Using a delay plugin to create a snare pocket
I’ve talked before about playing with timing to create pockets and grooves in programmed rhythmic parts; here’s a fun little trick that you can do on the audio side:
Use a delay plugin to move the snare a little bit back in time!
I like to use modeled digital delay plugins for this. PSP Lexicon 42 and UAD Korg SDD-3000 are favorites; Valhalla Delay and Echoboy would be good too. The PSP and UAD ones I mentioned just seem to crunch up a little bit more in a way that I often like.
I put the delay on the “snare all” bus — this is a bus that I often have for everything snare-related; all audio tracks that are contributing to the sound, all fx returns, etc. I put the Mix to 100% wet, and I set the delay time to 2-4 milliseconds, feedback to 0, and all tone controls off / at default.
And all this does is it delays the snare ever so slightly! That’s it. I used this trick a couple of days ago to move the snare off the kick — when they were hitting at exactly the same time they were making the master bus go splat a little bit. And with the snare a bit delayed, the song got groovier and hit harder. Win/win.

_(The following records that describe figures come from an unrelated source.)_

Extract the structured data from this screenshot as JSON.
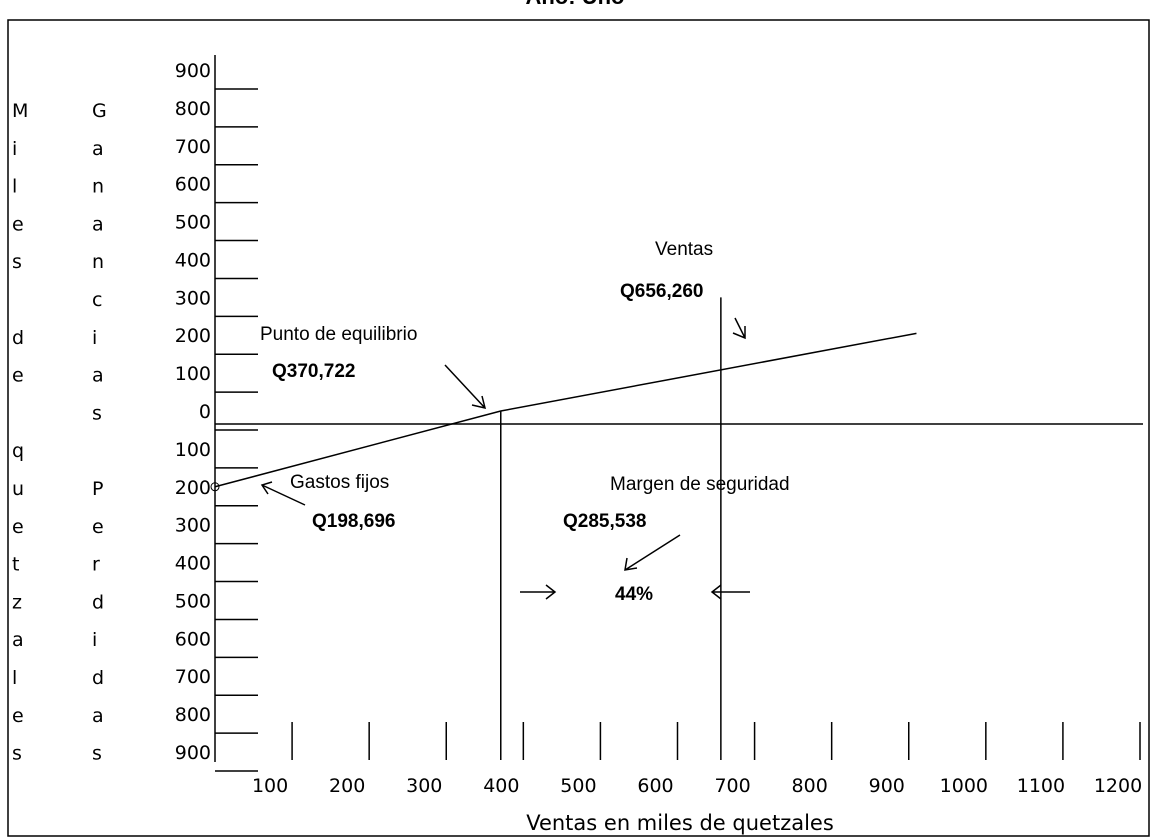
{
  "chart_data": {
    "type": "line",
    "title": "Año: Uno",
    "y_label_left": "Miles de quetzales",
    "y_label_right": "Ganancias Perdidas",
    "x_label": "Ventas en miles de quetzales",
    "xlim": [
      0,
      1200
    ],
    "ylim": [
      -900,
      900
    ],
    "xticks": [
      100,
      200,
      300,
      400,
      500,
      600,
      700,
      800,
      900,
      1000,
      1100,
      1200
    ],
    "yticks": [
      900,
      800,
      700,
      600,
      500,
      400,
      300,
      200,
      100,
      0,
      {
        "value": -100,
        "label": "100"
      },
      {
        "value": -200,
        "label": "200"
      },
      {
        "value": -300,
        "label": "300"
      },
      {
        "value": -400,
        "label": "400"
      },
      {
        "value": -500,
        "label": "500"
      },
      {
        "value": -600,
        "label": "600"
      },
      {
        "value": -700,
        "label": "700"
      },
      {
        "value": -800,
        "label": "800"
      },
      {
        "value": -900,
        "label": "900"
      }
    ],
    "x": [
      0,
      370.722,
      910
    ],
    "values": [
      -200,
      0,
      205
    ],
    "color": "#000000",
    "vlines": [
      {
        "x": 370.722,
        "from": -900,
        "to": 0
      },
      {
        "x": 656.26,
        "from": -900,
        "to": 300
      }
    ],
    "annotations": [
      "Ventas",
      "Q656,260",
      "Punto de equilibrio",
      "Q370,722",
      "Gastos fijos",
      "Q198,696",
      "Margen de seguridad",
      "Q285,538",
      "44%"
    ]
  }
}
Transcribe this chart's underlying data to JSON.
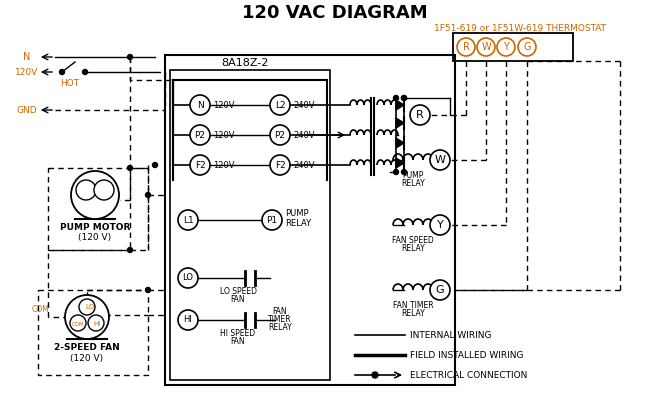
{
  "title": "120 VAC DIAGRAM",
  "title_color": "#000000",
  "title_fontsize": 13,
  "bg_color": "#ffffff",
  "thermostat_label": "1F51-619 or 1F51W-619 THERMOSTAT",
  "controller_label": "8A18Z-2",
  "terminals_thermo": [
    "R",
    "W",
    "Y",
    "G"
  ],
  "orange_color": "#cc6600",
  "black_color": "#000000"
}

Also, the snare audio runs through the circuitry of the plugin when you do this, which can change the sound in some cool and subtle ways — more girth, or more edge, or more grit, or a bit thicker, depending on how you’re hitting it. And you can experiment with the tone-shaping knobs too!
I also like to do this on toms, kick, percussion — you name it. If I don’t want the timing to change, I’ll put the delay time to 0 ms so I just get the tone of the box; fx units from the 80s, which is what these are all modeled on, were slightly lo-fi in the best way. Running your audio through them can make your sounds more specific.